Configuring S3 as Datastore

Hi All, I’m trying to configure an S3 bucket as a datastore. I’m following this guide: How to configure a Pandas/S3 Datasource — great_expectations documentation, but running into errors. Specifically, “If s3 returned common prefixes it may not have been able to identify desired keys”.I’m stuck on the Regex_filter part (I’m almost sure). Basic challenge is I have a prefix specified, but then under that prefix, there are 1-2 additional layers of prefixes because we’re using a hive partioning strategy.

prefix: path/to/top/
partitions: version={version}/dt={date}

Any suggestions on how to handle the partitions line above?

2 Likes

@bradleyfay I think you are right - need to tinker with the regex. It is difficult to say what the regex should be without seeing the exact directory structure and knowing which files you want be counted as batches of that data asset. As a workaround, are you sure that your use case requires configuring a BatchKwargsGenerator? If not, section 2 of this how-to guide shows how you can specify a particular file on S3 to be used in a batch.

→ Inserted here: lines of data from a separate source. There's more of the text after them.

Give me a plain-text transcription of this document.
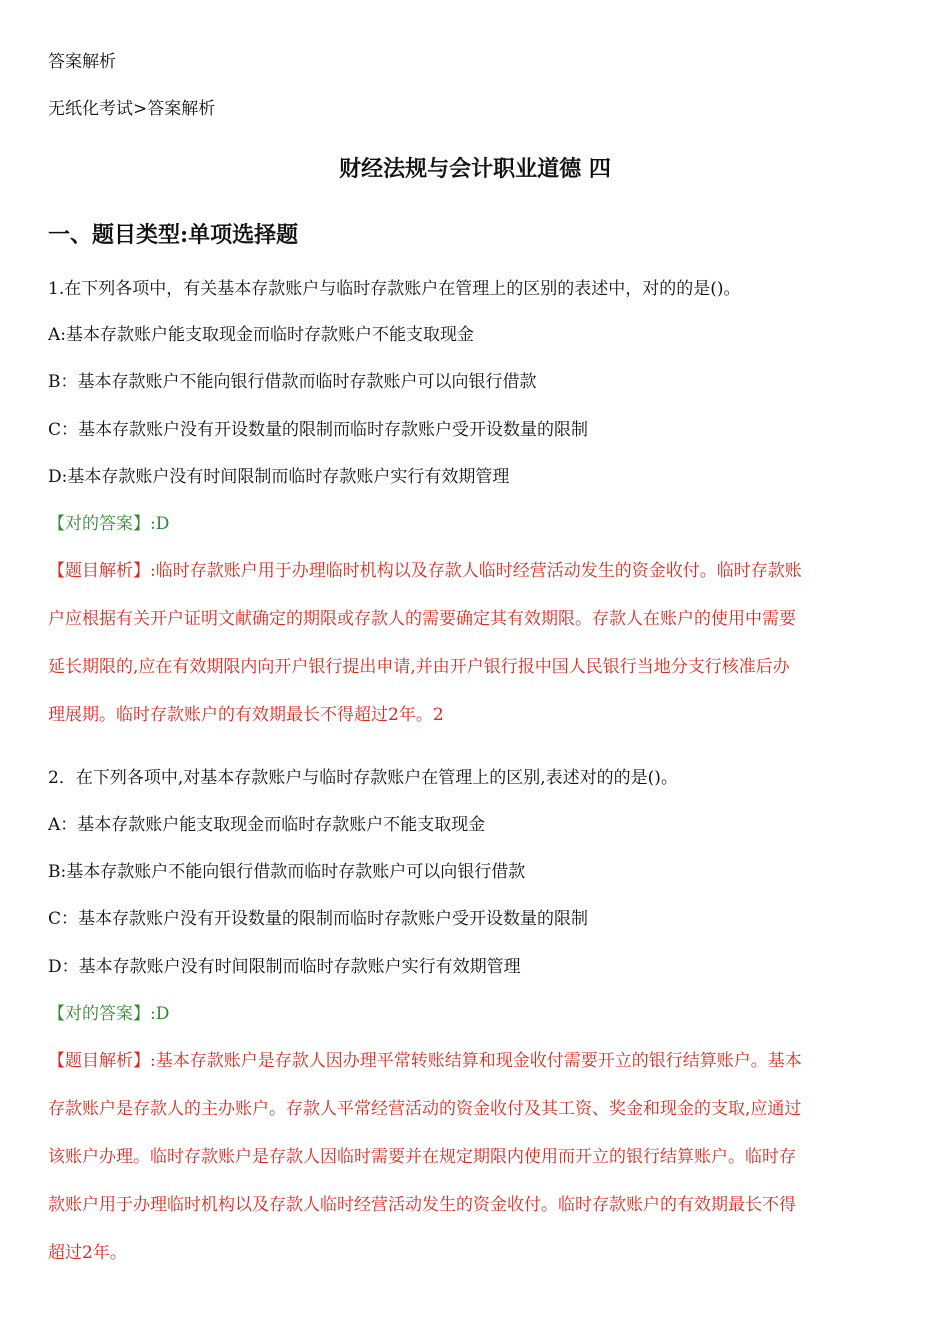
答案解析
无纸化考试>答案解析
财经法规与会计职业道德 四
一、题目类型:单项选择题
1.在下列各项中，有关基本存款账户与临时存款账户在管理上的区别的表述中，对的的是()。
A:基本存款账户能支取现金而临时存款账户不能支取现金
B：基本存款账户不能向银行借款而临时存款账户可以向银行借款
C：基本存款账户没有开设数量的限制而临时存款账户受开设数量的限制
D:基本存款账户没有时间限制而临时存款账户实行有效期管理
【对的答案】:D
【题目解析】:临时存款账户用于办理临时机构以及存款人临时经营活动发生的资金收付。临时存款账
户应根据有关开户证明文献确定的期限或存款人的需要确定其有效期限。存款人在账户的使用中需要
延长期限的,应在有效期限内向开户银行提出申请,并由开户银行报中国人民银行当地分支行核准后办
理展期。临时存款账户的有效期最长不得超过2年。2
2．在下列各项中,对基本存款账户与临时存款账户在管理上的区别,表述对的的是()。
A：基本存款账户能支取现金而临时存款账户不能支取现金
B:基本存款账户不能向银行借款而临时存款账户可以向银行借款
C：基本存款账户没有开设数量的限制而临时存款账户受开设数量的限制
D：基本存款账户没有时间限制而临时存款账户实行有效期管理
【对的答案】:D
【题目解析】:基本存款账户是存款人因办理平常转账结算和现金收付需要开立的银行结算账户。基本
存款账户是存款人的主办账户。存款人平常经营活动的资金收付及其工资、奖金和现金的支取,应通过
该账户办理。临时存款账户是存款人因临时需要并在规定期限内使用而开立的银行结算账户。临时存
款账户用于办理临时机构以及存款人临时经营活动发生的资金收付。临时存款账户的有效期最长不得
超过2年。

the directory structure looks like this:

s3_bucket/pre/fix/dataset_1/version=1/dt=2021-02-01/file.parquet
s3_bucket/pre/fix/dataset_1/version=1/dt=2021-02-02/file.parquet
s3_bucket/pre/fix/dataset_2/version=1/dt=2021-02-01/file.parquet
s3_bucket/pre/fix/dataset_2/version=1/dt=2021-02-01/file.parquet

dataset_1 indicates the top level of the dataset. Version and dt are hive partitions, and the file.parquet are the files that I want to execute the expectations against. All the expectations will be written at the dataset entity level.

Based on the tutorial, i’m using this in my YAML:

assets:
  dataset_1:
    prefix: pre/fix/dataset_1/
    regex_filter: .*

I’ve also tried (.*)/(.*)/.* as regex_filter and it doesn’t work.